To further make the point, I want to highlight an article by Nicole Winfield of the AP, “Catholic women urge Vatican to sign Europe rights convention.” She reports about a group of European women’s organizations who argue that the Vatican’s failure to sign on to the Council of Europe agreement to protect human rights reveals a different standard for itself than the Pope urges for others. Gender discrimination is only one of the features of the convention that the women highlight, but my point is that publications from US News to the Northwest Arkansas Democrat Gazette picked this up. Catholic women again make the news, this time in the secular arena of human rights.

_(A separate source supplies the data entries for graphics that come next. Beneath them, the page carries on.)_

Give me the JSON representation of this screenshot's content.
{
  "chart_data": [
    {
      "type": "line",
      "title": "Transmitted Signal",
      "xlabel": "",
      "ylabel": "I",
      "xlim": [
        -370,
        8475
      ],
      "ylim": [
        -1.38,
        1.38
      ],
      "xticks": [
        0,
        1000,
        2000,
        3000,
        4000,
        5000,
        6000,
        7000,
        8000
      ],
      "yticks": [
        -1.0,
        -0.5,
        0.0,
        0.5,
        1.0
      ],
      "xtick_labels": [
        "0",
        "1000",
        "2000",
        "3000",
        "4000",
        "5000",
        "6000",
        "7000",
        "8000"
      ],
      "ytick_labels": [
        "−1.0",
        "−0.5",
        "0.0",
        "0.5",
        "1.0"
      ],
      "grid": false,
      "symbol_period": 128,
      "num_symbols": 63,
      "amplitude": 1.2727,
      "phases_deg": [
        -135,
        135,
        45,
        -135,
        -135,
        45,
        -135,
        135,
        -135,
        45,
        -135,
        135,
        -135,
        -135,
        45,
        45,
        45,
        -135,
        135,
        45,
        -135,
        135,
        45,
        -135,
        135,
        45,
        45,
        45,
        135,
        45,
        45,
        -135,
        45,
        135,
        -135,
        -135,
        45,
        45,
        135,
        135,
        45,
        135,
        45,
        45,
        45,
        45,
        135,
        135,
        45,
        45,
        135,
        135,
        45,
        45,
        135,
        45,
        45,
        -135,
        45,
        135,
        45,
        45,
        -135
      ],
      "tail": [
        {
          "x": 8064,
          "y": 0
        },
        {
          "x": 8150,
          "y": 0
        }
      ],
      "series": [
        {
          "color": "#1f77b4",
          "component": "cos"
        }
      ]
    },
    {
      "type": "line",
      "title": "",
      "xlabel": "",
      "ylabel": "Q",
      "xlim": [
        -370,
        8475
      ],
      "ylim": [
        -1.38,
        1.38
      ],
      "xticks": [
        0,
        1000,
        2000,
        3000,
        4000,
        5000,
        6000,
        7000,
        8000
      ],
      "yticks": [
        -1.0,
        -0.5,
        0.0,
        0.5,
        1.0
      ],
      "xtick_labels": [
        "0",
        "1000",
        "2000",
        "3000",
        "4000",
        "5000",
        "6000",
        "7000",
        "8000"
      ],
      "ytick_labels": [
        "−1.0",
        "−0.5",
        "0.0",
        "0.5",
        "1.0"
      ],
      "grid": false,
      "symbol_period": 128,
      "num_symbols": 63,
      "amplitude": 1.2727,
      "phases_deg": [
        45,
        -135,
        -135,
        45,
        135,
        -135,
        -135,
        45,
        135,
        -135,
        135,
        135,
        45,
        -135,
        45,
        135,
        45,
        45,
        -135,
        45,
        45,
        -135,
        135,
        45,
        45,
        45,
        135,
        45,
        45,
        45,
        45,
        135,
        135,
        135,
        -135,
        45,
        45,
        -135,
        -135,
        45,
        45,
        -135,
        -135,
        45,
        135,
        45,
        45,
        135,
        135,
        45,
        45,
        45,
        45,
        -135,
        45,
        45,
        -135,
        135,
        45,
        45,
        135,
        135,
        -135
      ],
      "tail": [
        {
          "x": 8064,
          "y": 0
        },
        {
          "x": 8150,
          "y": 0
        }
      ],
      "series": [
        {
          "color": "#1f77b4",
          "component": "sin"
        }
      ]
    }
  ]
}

Other than wanting you to know about these important stories, I want to be optimistic about WOC’s prospects in 2022. While the Synod might not represent the fulfillment of our deepest hopes, we can use the opportunities it provides to continue to explain our cause in the public arena. We already represent the new way the Catholic Church will survive.

Happy New Year!

4 Responses

  1. Helen Bannan-Baurecht says:

    This is a really enlightening article–I didn’t know that the news media had picked up the importance of women in patriarchal religions.I am delighted to know some thoughtful, quality articles are helping give Catholic women’s ordination, and underlying and parallel issues, a higher profile among people who read. This is good news, and we need all the good news we can get. Happy New Year indeed! May this trend gather momentum!

  2. Bill Baurecht says:

    Thank you for your dedicated and wide-ranging reading and comprehensive presentation. I wish I were able to retain enough to enter into a conversation in our parish about ordaining women.

  3. Regina Bannan says:

    Thanks, Helen. That’s the main point. They may be continuing — I just got a note that the Durango Herald published the article on the Mormon women!